Catfish heads, dry and hang onto little hooks on a mud wall. A kid cradles a live baby crocodile. In the dusk one evening, I am admiring some more walls, when my heart quickens as I see a large crocodile lounging on the portico. Closer inspection reveals that the reptile has departed the world of the living and is only a well-formed mummy.

Sobek is missing a few toes
Dusk on the island

Anubis has carved out the intestines and a wee bit more. Poor Sobek, the Egyptian crocodile-god of the Nile, has a foot missing. The Nubians think it’s a lucky charm.

They take pride in their dark skin, paint their walls in splendid colors, and speak a language entirely different from Arabic. Dhanya and Arjun are also apparently Nubian names. Seeing the dead crocodile relaxing like that, I realize that we are all Nubians. 

Don’t be shy to use colors

Aswan lies on the eastern bank of the Nile. The river here is fresh and clean. We are, after all, closer to Sudan, where the Blue and White Niles converge to create the grand river. The ancient Egyptians would fetch their exotic trinkets from the South, and Aswan was where they loaded their barges. We take felucca rides in the sunset. The wind usually blows from the North, and the river flows from the South. We go down the river in a lazy stream with the broad white sail providing enough thrust to cancel the current. Our felucca captain, Zico, takes us close to the banks, where there are herons and Egyptian geese underneath hieroglyphs carved deep into the low cliffs. I dip my hands into the cool waters and watch a pied kingfisher dive bomb into the river for snacks.

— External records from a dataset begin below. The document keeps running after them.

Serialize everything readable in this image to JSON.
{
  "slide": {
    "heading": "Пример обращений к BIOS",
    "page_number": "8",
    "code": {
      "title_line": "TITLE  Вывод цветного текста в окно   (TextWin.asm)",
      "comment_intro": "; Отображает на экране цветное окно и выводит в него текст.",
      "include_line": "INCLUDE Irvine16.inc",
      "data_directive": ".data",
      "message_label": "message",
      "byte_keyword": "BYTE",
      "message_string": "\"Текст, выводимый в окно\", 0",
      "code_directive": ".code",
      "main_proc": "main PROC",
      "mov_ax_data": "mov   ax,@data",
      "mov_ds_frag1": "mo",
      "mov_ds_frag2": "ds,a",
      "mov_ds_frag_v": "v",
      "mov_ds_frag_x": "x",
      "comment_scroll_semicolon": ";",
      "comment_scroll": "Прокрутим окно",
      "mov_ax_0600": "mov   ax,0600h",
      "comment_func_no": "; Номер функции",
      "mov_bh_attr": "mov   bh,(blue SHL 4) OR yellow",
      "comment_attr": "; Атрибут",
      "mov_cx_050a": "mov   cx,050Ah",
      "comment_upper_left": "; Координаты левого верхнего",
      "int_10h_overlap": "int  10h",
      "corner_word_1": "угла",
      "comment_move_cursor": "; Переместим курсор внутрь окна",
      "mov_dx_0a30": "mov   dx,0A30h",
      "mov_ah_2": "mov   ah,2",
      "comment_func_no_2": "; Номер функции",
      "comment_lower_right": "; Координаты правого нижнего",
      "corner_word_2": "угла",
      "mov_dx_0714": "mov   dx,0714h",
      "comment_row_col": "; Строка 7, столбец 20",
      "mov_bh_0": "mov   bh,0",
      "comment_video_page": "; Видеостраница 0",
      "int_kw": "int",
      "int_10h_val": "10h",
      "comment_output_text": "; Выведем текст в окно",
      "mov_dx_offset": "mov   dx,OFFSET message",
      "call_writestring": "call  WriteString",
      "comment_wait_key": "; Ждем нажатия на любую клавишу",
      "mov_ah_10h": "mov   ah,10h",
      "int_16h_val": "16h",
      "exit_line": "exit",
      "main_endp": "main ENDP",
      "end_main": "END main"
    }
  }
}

Nubians love a colorful sail
A kid works hard

In the old days, before the mega-dams, there were cataracts here and many a romantic European explorer floundered in the foamy rapids. Today it’s all gentle and idyllic. A few kids paddle up on busted boards, using plywood squares as oars. Cleverly, they hang onto the felucca and sing snatches of song that we recognize to be from the accursed American pop genre after a few long minutes. They want a few Egyptian pounds or dollars. The Egyptian pound inflates like a hydrogen-powered Horus, and the American dollar is preferred. Only a few days back in Luxor, they were chanting unkind slogans about the land of the free (and brave). Money is weird.

Feluccas

In Aswan, on a hot day, we inspect the old granite quarries, where war prisoners and ordinary citizens chiseled away on bare rock using blunt dolerite tools to pay their taxes. Remember, the Iron Age was still a few thousand years into the future. A giant obelisk lies unfinished in the bed of granite. It cracked while being worked on, and which Pharaoh would raise an imperfect obelisk?

We ride across the Nile to see Peugeots in Aswan.
The cracked obelisk

We cool off in the covered old market. I have sips of qahwa and watch as a trader whirls burning incense in a bronze cup using his arm and a bit of string. A shop next door has hundreds of seahorses, dried and potent. Thankfully, Dhanya has discovered a Lidl supermarket with tamer meats.